Within a typical topic area -there’s a set of knowledge students typically need to gain for us and them to say ‘they know it’. However this is not an absolute measure; the is no actual limit and no real sense to ‘I know X’ or ‘I can do Y’ when there is nearly always ever more to know; ever greater depth to explore and explain. Progress manifests itself as knowing more, explaining in greater depth or with greater fluency. Again we need to compare examples to gain a sense of what level of depth constitutes success or excellence in a given context, in response to specific questions and challenges. However, whatever grade any student is given or score they gain on a test, there is always more they can know.. and that knowledge is definable and meaningful in ways that cannot be conveyed by grades and score themselves.
Set the standards
Establishing standards (What does excellence look like? ) is an important part of a learning process.
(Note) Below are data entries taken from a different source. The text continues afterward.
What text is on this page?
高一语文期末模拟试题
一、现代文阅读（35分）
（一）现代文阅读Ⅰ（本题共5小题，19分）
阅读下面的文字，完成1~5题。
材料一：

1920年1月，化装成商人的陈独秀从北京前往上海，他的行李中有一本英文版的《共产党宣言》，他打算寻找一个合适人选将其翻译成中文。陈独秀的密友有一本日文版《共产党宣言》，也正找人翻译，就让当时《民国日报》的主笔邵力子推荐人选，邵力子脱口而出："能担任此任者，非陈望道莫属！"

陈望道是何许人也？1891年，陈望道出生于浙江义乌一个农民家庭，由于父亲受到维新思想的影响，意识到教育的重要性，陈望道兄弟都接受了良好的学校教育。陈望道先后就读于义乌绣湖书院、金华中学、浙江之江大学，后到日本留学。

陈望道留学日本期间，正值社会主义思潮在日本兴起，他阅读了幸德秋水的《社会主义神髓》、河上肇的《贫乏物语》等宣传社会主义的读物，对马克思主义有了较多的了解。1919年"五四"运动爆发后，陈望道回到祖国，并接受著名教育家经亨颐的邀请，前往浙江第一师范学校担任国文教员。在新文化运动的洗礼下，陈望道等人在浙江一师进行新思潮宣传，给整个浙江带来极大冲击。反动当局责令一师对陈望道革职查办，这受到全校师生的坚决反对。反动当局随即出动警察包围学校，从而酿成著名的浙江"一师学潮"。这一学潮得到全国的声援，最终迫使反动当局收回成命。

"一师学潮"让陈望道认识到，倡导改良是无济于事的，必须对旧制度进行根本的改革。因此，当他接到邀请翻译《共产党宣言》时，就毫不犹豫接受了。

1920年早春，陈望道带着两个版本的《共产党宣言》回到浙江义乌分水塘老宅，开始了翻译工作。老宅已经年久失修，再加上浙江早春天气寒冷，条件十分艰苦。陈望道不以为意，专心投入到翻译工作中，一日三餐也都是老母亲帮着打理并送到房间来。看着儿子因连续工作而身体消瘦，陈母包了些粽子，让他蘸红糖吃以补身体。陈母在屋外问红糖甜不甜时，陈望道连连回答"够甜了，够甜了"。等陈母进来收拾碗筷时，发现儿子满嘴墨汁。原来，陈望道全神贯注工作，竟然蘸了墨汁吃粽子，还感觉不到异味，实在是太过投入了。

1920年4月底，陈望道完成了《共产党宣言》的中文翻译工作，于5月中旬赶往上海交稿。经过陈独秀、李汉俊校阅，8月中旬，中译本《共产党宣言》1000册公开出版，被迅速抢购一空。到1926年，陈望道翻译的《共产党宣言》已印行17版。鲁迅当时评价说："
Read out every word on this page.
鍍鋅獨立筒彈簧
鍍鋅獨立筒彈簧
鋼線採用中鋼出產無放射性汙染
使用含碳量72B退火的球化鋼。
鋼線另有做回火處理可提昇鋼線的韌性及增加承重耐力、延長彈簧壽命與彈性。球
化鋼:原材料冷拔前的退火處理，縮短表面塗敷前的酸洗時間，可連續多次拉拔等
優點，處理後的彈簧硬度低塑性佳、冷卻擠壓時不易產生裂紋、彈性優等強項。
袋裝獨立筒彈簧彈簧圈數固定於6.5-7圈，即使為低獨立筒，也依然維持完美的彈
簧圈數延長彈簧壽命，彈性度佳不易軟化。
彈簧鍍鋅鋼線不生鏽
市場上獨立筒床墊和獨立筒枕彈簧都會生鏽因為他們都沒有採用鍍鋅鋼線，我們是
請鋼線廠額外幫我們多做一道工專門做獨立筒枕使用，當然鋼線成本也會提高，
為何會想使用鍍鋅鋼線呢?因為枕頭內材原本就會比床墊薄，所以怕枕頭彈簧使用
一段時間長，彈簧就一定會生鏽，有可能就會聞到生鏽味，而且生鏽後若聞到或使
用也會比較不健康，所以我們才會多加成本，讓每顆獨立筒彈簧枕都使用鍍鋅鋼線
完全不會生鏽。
This takes form differently in difficulty model and quality model assessments.
Engaging students in understanding ideas about success and excellence helps them to self-check as part of their ongoing self-regulation as they undertake the learning. Ultimately they are the people who need to know – not the teacher. Is it right? It is good enough? Is it excellent? Have I improved?
In multiple areas, exemplars serve as a powerful reference point for developing a shared understanding of what standards mean – what is mediocre; what is excellent. This can be hard to achieve through rubrics and success criteria or descriptors. Showing multiple contrasting examples brings the criteria off the page, allowing students to compare their work and see for themselves where they might improve.
As with the KS2 moderation materials for writing, it is essential for there to be a process that allows teachers to share ideas about standards, linking impressionistic, holistic ideas of quality to detailed identifiable elements that can be taught – so students can see how to improve. In the absence of moderating exemplars and a process for comparing different samples teachers can’t know that their sense of the standards is the same as anyone else’s – and that then feeds into their students’ understanding.
Formative Assessment Tools.
Assessment obviously embraces the formative assessment that happens minute by minute during lessons through questioning, low-stakes retrieval tests and performances and dynamic, responsive feedback. The repertoire of techniques teachers can deploy is extensive. Doing these things well day in day out, matters a lot more than submitting ‘accurate data’ into the central database a few times a year.